In iterative approaches to empirical game-theoretic analysis (EGTA), the strategy space is expanded incrementally based on analysis of intermediate game models. A common approach to strategy exploration, represented by the double oracle algorithm, is to add strategies that best-respond to a current equilibrium. This approach may suffer from overfitting and other limitations, leading the developers of the policy-space response oracle (PSRO) framework for iterative EGTA to generalize the target of best response, employing what they term meta-strategy solvers (MSSs). Noting that many MSSs can be viewed as perturbed or approximated versions of Nash equilibrium, we adopt an explicit regularization perspective to the specification and analysis of MSSs. We propose a novel MSS called regularized replicator dynamics (RRD), which simply truncates the process based on a regret criterion. We show that RRD is more adaptive than existing MSSs and outperforms them in various games. We extend our study to three-player games, for which the payoff matrix is cubic in the number of strategies and so exhaustively evaluating profiles may not be feasible. We propose a profile search method that can identify solutions from incomplete models, and combine this with iterative model construction using a regularized MSS. Finally, and most importantly, we reveal that the regret of best response targets has a tremendous influence on the performance of strategy exploration through experiments, which provides an explanation for the effectiveness of regularization in PSRO.

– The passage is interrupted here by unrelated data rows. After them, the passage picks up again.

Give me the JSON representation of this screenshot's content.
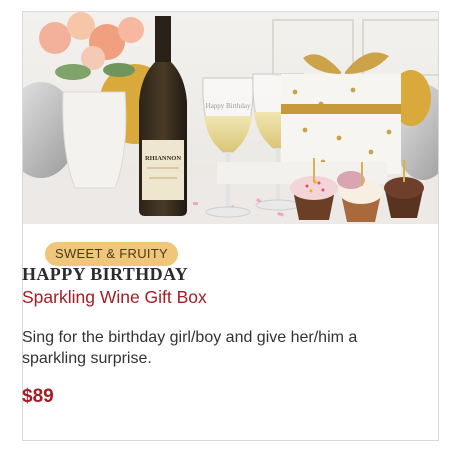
{
  "product_card": {
    "badge": "SWEET & FRUITY",
    "title_line1": "HAPPY BIRTHDAY",
    "title_line2": "Sparkling Wine Gift Box",
    "description": "Sing for the birthday girl/boy and give her/him a sparkling surprise.",
    "price": "$89",
    "image": {
      "bottle_label": "RHIANNON",
      "glass_text": "Happy Birthday"
    }
  },
  "colors": {
    "badge_bg": "#f0c77a",
    "accent_red": "#a51c24",
    "border": "#d9d9d9"
  }
}
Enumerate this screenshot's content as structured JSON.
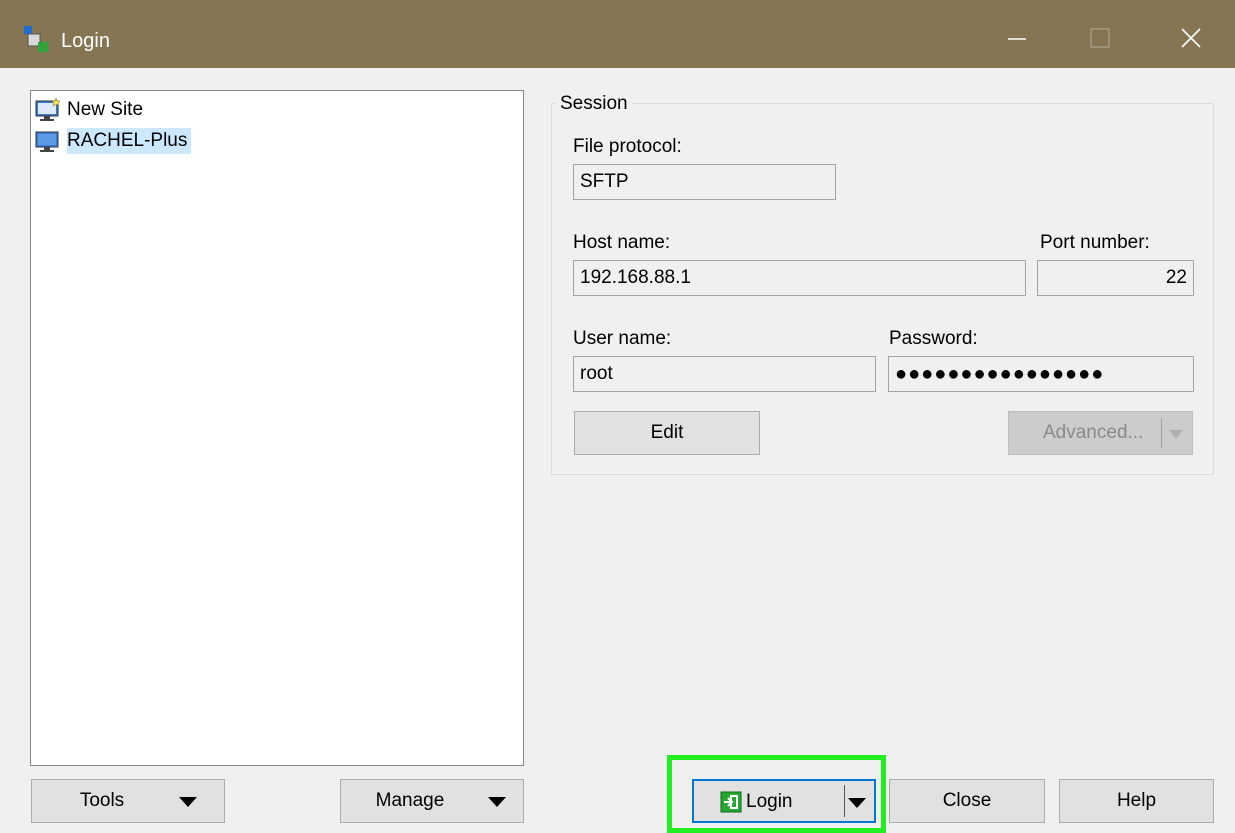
{
  "window": {
    "title": "Login",
    "title_icon": "winscp-login-icon",
    "controls": {
      "minimize": "minimize-icon",
      "maximize": "maximize-icon",
      "close": "close-icon"
    }
  },
  "site_tree": {
    "items": [
      {
        "label": "New Site",
        "icon": "new-site-icon",
        "selected": false
      },
      {
        "label": "RACHEL-Plus",
        "icon": "computer-site-icon",
        "selected": true
      }
    ]
  },
  "session": {
    "group_label": "Session",
    "file_protocol": {
      "label": "File protocol:",
      "value": "SFTP"
    },
    "host_name": {
      "label": "Host name:",
      "value": "192.168.88.1"
    },
    "port_number": {
      "label": "Port number:",
      "value": "22"
    },
    "user_name": {
      "label": "User name:",
      "value": "root"
    },
    "password": {
      "label": "Password:",
      "value": "●●●●●●●●●●●●●●●●"
    },
    "edit_button": "Edit",
    "advanced_button": "Advanced..."
  },
  "bottom_bar": {
    "tools": "Tools",
    "manage": "Manage",
    "login": "Login",
    "close": "Close",
    "help": "Help"
  },
  "colors": {
    "titlebar": "#857553",
    "selection": "#cce8ff",
    "highlight": "#22ee22",
    "default_button_border": "#0078d7"
  }
}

翻译：在迭代经验博弈论分析（EGTA）中，策略空间基于中间博弈模型的分析逐步扩展。以双预言机算法为代表的常见策略探索方法是，将当前均衡状态下最佳响应的策略加入策略集。然而，这种方法可能面临过拟合等局限性，促使迭代EGTA的策咯空间响应预言机（PSRO）框架的开发者将最佳响应的目标进行泛化，采用所谓元策略求解器（MSS）。注意到许多MSS可视为纳什均衡的扰动或近似版本，我们从显式正则化角度对MSS进行规范和分析。我们提出一种名为正则化复制动力学（RRD）的新型MSS，该机制基于遗憾准则直接截断演化过程。研究表明，RRD比现有MSS更具自适应性，并在多种博弈中表现更优。我们将研究扩展至三人博弈，此类博弈的收益矩阵与策略数量呈三次方关系，因此穷举评估策略组合可能不可行。我们提出一种能从非完整模型中识别解的策略组合搜索方法，并将其与使用正则化MSS的迭代模型构建相结合。最后，且最为重要的是，我们通过实验揭示出最佳响应目标的遗憾值对策略探索性能具有显著影响，这为正则化在PSRO中的有效性提供了理论解释。